L’auteur explique que, contrairement à ce qui s’est produit en Italie ou en Allemagne, les idées des Phalanges ont échoué à se concrétiser. « Ces mouvements ont été influencés par la philosophie allemande et italienne, mais ils n’ont jamais réussi à créer un ensemble uni », précise-t-il.
La difficulté réside dans le manque de cohésion interne.
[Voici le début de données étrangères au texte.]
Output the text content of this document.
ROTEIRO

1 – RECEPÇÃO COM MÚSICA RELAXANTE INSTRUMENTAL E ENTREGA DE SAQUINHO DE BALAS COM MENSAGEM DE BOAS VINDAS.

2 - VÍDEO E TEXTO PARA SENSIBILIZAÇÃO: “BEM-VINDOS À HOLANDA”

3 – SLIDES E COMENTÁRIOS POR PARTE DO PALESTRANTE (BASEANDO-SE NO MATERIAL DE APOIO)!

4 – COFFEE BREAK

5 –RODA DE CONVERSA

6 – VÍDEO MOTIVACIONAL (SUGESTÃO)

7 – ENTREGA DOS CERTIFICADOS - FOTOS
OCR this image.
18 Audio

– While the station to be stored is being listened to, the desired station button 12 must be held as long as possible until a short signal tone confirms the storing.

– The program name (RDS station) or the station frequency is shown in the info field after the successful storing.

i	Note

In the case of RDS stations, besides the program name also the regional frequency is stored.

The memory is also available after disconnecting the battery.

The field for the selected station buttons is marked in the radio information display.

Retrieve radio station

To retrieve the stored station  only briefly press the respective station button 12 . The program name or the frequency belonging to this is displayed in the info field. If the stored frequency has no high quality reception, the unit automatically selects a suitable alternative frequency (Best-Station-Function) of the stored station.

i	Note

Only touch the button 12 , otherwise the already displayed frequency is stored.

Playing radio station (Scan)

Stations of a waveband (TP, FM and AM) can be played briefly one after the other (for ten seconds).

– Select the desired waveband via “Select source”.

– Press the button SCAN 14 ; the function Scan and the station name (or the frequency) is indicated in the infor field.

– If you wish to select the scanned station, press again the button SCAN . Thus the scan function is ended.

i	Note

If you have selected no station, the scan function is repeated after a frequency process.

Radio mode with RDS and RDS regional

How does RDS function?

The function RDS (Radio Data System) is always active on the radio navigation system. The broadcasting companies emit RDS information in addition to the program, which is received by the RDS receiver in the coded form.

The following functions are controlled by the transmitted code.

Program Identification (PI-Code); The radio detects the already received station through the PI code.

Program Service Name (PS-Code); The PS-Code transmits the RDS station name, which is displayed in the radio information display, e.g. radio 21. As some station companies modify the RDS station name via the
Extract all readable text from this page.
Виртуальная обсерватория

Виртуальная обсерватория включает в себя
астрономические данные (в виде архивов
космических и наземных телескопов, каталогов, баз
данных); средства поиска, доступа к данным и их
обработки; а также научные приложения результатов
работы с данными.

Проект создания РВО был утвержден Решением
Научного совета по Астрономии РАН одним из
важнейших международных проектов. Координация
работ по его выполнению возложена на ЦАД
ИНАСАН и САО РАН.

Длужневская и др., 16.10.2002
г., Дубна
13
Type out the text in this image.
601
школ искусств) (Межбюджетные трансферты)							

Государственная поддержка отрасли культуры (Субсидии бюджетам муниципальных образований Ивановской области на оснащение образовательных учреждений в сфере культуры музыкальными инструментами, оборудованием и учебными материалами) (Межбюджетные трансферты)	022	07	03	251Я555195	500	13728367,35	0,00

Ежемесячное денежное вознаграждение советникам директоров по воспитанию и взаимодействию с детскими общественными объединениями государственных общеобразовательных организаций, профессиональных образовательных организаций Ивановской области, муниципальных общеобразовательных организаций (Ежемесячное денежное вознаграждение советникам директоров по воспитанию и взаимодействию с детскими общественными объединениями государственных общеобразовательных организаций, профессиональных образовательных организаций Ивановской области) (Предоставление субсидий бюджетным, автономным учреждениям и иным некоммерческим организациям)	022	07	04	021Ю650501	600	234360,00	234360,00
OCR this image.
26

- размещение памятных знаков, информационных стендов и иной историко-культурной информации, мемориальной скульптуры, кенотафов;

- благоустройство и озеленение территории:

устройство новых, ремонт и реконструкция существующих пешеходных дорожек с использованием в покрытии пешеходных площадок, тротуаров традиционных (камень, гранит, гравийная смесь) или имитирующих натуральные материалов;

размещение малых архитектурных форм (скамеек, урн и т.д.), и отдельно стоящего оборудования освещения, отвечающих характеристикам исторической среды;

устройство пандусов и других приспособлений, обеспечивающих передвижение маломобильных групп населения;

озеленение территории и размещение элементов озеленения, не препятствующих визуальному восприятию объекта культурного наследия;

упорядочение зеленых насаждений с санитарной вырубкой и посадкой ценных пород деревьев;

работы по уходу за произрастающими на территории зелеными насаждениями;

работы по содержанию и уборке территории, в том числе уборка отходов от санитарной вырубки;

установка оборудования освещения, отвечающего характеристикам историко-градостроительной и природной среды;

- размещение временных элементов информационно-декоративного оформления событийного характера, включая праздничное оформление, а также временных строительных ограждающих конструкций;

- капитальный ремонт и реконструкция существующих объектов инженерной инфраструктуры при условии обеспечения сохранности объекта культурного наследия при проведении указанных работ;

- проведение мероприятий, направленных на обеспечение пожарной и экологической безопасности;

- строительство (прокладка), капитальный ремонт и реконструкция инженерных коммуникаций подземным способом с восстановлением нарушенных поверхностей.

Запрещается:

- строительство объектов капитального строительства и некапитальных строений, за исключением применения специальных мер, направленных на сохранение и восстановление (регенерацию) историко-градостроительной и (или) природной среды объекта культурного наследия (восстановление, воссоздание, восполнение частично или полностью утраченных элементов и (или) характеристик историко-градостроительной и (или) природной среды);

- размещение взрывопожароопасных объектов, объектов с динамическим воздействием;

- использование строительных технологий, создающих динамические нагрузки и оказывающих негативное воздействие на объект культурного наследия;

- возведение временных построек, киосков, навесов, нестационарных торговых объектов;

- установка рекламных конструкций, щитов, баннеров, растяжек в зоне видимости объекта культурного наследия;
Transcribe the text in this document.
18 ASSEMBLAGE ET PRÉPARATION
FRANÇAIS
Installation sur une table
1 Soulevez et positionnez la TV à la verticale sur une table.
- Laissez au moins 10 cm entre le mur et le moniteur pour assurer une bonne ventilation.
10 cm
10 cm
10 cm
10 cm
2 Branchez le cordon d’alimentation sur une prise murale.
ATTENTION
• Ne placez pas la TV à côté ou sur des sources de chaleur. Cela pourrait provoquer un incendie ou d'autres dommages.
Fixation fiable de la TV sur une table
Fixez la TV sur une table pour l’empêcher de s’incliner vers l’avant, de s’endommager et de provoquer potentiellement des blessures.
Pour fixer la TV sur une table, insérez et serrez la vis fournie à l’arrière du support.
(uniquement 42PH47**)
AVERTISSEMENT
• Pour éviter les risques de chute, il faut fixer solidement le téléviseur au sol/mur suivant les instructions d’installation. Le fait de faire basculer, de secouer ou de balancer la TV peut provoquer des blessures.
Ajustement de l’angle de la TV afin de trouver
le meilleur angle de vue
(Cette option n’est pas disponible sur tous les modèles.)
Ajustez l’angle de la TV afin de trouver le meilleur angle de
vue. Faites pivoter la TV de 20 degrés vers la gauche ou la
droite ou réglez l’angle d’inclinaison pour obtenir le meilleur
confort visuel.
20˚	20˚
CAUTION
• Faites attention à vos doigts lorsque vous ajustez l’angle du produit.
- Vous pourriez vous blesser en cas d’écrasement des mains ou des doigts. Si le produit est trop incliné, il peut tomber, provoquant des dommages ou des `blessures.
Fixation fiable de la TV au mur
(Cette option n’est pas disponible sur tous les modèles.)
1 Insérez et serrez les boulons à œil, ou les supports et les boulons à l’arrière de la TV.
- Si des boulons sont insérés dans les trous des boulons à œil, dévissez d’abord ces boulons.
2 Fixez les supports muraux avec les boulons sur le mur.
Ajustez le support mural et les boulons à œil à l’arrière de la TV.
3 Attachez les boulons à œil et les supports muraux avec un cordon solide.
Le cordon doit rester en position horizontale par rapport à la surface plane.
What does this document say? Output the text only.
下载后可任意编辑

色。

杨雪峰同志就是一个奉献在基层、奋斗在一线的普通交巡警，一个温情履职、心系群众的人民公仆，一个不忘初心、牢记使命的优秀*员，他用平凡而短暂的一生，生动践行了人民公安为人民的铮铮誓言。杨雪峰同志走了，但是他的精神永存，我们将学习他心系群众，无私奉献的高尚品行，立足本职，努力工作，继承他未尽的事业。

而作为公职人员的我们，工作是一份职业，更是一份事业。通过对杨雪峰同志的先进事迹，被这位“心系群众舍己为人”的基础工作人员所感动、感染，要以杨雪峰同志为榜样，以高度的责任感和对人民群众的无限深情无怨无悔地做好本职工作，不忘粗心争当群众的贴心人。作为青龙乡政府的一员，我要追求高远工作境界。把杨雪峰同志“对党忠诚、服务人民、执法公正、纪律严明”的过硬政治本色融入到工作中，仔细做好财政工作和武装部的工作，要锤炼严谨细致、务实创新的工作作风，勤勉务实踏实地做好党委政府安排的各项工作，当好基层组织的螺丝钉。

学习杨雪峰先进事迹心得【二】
Les figures clés, comme Ramiro Ledesma Ramos ou José Antonio Primo de Rivera, se sont souvent opposées, limitant leur capacité à s’unir en un seul mouvement. « Leur ambition était de construire une troisième voie entre capitalisme et socialisme, mais les divisions ont dépassé tout espoir d’unité », souligne Michel Festivi.
La guerre civile espagnole a marqué le tournant décisif. Après des années de conflits internes, les Phalanges ont été absorbées par le mouvement nationaliste sous Franco, sans jamais établir un gouvernement propre. « Ce fut une histoire d’échec stratégique », confie l’auteur.
Aujourd’hui, bien que des groupes historiques organisent des rassemblements annuels en mémoire de cette période, leur influence reste faible. Pour Michel Festivi, comprendre cet échec est crucial pour analyser les défis politiques actuels en Espagne et dans l’ensemble du monde.